I'm amongst those that agree that for what ever reasons we have different priorities in the present imperfect world of audio reproduction, but I'm not inclined to accept that we have to reduce it to the "them & us" technological ideological camps.
Unsound, I looked for a definitive post to confirm your convictions in this "imperfect world of audio reproduction", and I couldn't find one. Do you have any convictions?
Good news is stereo equipment is not a zero sum game. Many of us have multiple amps and can enjoy the unique characteristics of each without needing to declare any particular amp "the winner". I happen to believe both SET and OTL's are wonderful topologies and think audiophiles need to experience listening to both. Long ago I fell hard for SET's and have acquired 45,2A3,300B,F2a & GM70's. While tonally the tubes are different from each other, they all share an amazing sense of presence. SET's simply put me into the music. More recently I have also acquired an Atma-sphere S30 and am continually amazed by this little OTL. While my SET's are colored to one degree or another, the S30 is crystal clear, has wonderful liquidity, yet also packs a bottom end punch that my SET's can't compete with.
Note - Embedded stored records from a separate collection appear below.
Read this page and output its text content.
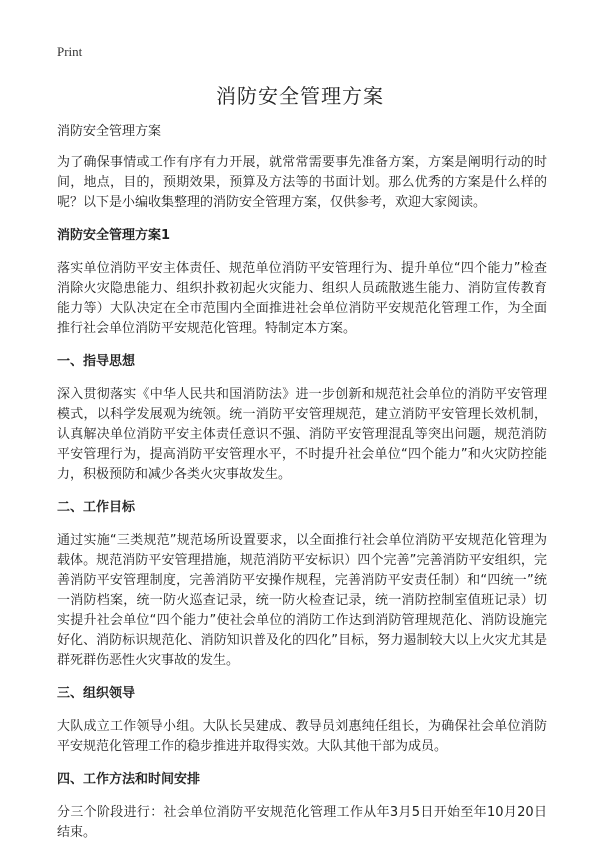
Print
消防安全管理方案

消防安全管理方案

为了确保事情或工作有序有力开展，就常常需要事先准备方案，方案是阐明行动的时间，地点，目的，预期效果，预算及方法等的书面计划。那么优秀的方案是什么样的呢？以下是小编收集整理的消防安全管理方案，仅供参考，欢迎大家阅读。

消防安全管理方案1

落实单位消防平安主体责任、规范单位消防平安管理行为、提升单位“四个能力”检查消除火灾隐患能力、组织扑救初起火灾能力、组织人员疏散逃生能力、消防宣传教育能力等）大队决定在全市范围内全面推进社会单位消防平安规范化管理工作，为全面推行社会单位消防平安规范化管理。特制定本方案。

一、指导思想

深入贯彻落实《中华人民共和国消防法》进一步创新和规范社会单位的消防平安管理模式，以科学发展观为统领。统一消防平安管理规范，建立消防平安管理长效机制，认真解决单位消防平安主体责任意识不强、消防平安管理混乱等突出问题，规范消防平安管理行为，提高消防平安管理水平，不时提升社会单位“四个能力”和火灾防控能力，积极预防和减少各类火灾事故发生。

二、工作目标

通过实施“三类规范”规范场所设置要求，以全面推行社会单位消防平安规范化管理为载体。规范消防平安管理措施，规范消防平安标识）四个完善”完善消防平安组织，完善消防平安管理制度，完善消防平安操作规程，完善消防平安责任制）和“四统一”统一消防档案，统一防火巡查记录，统一防火检查记录，统一消防控制室值班记录）切实提升社会单位“四个能力”使社会单位的消防工作达到消防管理规范化、消防设施完好化、消防标识规范化、消防知识普及化的四化”目标，努力遏制较大以上火灾尤其是群死群伤恶性火灾事故的发生。

三、组织领导

大队成立工作领导小组。大队长吴建成、教导员刘惠纯任组长，为确保社会单位消防平安规范化管理工作的稳步推进并取得实效。大队其他干部为成员。

四、工作方法和时间安排

分三个阶段进行：社会单位消防平安规范化管理工作从年3月5日开始至年10月20日结束。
Unless you need to rock out at high decibels, I would venture to guess that a SET or OTL would be a more satisfactory experience than a Spectron (which I've heard - it did nothing for me).
SS people speak in terms of "fast and definitive with bass slam".
Yes, however I have always felt that to be the province of the best tube amps :)
While tube people will speak in abstractions like "nuance", that aren't always easy to communicate; we live in two different worlds.
Yes, communication is an issue! Two audiophiles can use the exact same terms to describe the aspects of soundstage and definition of a $600 transistor amp or a $30,000 tube amp, someone looking on might not be able to discern that the two experiences are very different, as our language does have the terms, but not the expression of intensity.
No, I have never been convicted.
" Unless you need to rock out at high decibels, I would venture to guess that a SET or OTL would be a more satisfactory experience than a Spectron (which I've heard - it did nothing for me)."
Correction: With OTL you can reach very, very "high decibel". A friend of mine owns MBL 101E driven by Joule-Electra VZN-300 OTL amp monoblocks and its a heaven !!!!!!!!!
Actually, you are wrong with SET too, sorry - another friend of mine own Vladimir Lamm's SET which drive Duo Avangarde and it also has extraordinary dynamic range !
What you personally like is, of course, different matter.